Friday, 17 May 2002
A trick I just discovered if Mac OS X gets completely stuck.
I was trying to switch from a Classic application to Mozilla, the window server crashed. It restarted, as usual, without killing all its children, and so all my Mac OS X applications except ATSServer and TruBlueEnvironment (Classic) died. The screen displayed the login screen background with MacsBug over the top of it, and the color wheel of death™. I couldn't interact with MacsBug, so, as I do about once a day when OS X crashes, I ssh'ed in from the O2 and killed the processes I was still running. Sometimes this works; sometimes not. Next I killed loginwindow and the Window Server, but all that did was give me a plain blue screen with the color wheel. Again, nothing unusual, this happens all the time (not that I don't wish it didn't!)
Next I tried the 'shutdown now' trick I had learned from a Mac OS X Hints article, which should (theoretically) kill all processes and bring the machine to single-user mode on the console.
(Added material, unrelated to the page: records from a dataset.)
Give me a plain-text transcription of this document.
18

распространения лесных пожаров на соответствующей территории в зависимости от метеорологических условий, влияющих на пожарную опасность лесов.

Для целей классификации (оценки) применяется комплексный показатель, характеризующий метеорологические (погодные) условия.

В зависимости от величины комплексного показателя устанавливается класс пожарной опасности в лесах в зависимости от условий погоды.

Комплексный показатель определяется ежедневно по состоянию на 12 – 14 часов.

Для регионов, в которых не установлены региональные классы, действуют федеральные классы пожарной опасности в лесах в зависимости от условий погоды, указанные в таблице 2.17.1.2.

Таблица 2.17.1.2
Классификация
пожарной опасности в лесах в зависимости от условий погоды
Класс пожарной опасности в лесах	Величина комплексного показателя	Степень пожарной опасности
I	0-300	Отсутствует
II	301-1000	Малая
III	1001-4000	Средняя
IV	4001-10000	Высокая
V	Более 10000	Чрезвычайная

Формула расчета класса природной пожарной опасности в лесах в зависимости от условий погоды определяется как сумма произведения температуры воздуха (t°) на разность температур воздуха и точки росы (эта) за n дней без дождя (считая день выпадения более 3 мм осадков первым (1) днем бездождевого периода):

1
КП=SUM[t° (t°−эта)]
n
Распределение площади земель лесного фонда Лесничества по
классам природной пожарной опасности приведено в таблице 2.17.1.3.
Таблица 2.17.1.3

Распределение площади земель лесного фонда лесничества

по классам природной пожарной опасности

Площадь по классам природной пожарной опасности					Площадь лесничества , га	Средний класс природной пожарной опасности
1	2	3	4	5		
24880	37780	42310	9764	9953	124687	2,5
But even that didn't work: the shutdown process kept running, blocked on something or other, so I started killing all nonessential processes (pretty much everything but the pager and lookupd).
Still, the window server kept relaunching itself and dying immediately afterward. What was doing that? The -j flag to ps displays parent PIDs: loginwindow was started by Window Server and Window Server was started by /sbin/init. Since I had nothing else to lose, I killed /sbin/init (its pid is 1). This kicked me off my SSH session, I switched back to OS X, and saw the spinning wheel… yet a few seconds later, I got the 'hostname#' prompt that indicated I was in single-user mode; a quick control-D and a few seconds later, and I was back looking at a now-functional loginwindow. This might be attributable to the still-running shutdown process timing out and deciding to do something more drastic, but I'd prefer to think it was my action that did it.
So my procedure to recover from OS X window server failures is now:
- Kill everything owned by the current user.
- As root, kill the windowserver, ATS server, and any other graphical-type servers that are running.
- shutdown now
- kill 1
If a step doesn't help, try the next one. Depending on the severity of the problem, I've met success at each step.
The other common OS X-crashing annoyance I experience stems from lookupd dying. If the screensaver isn't active, I can usually manage to kill everything and restart gracefully, but if the screensaver is running, I have no choice but to hit the reset button. No lookupd, no password (no username lookup even—I can tell that's the problem when the screensaver unlock panel displays my username instead of my full name).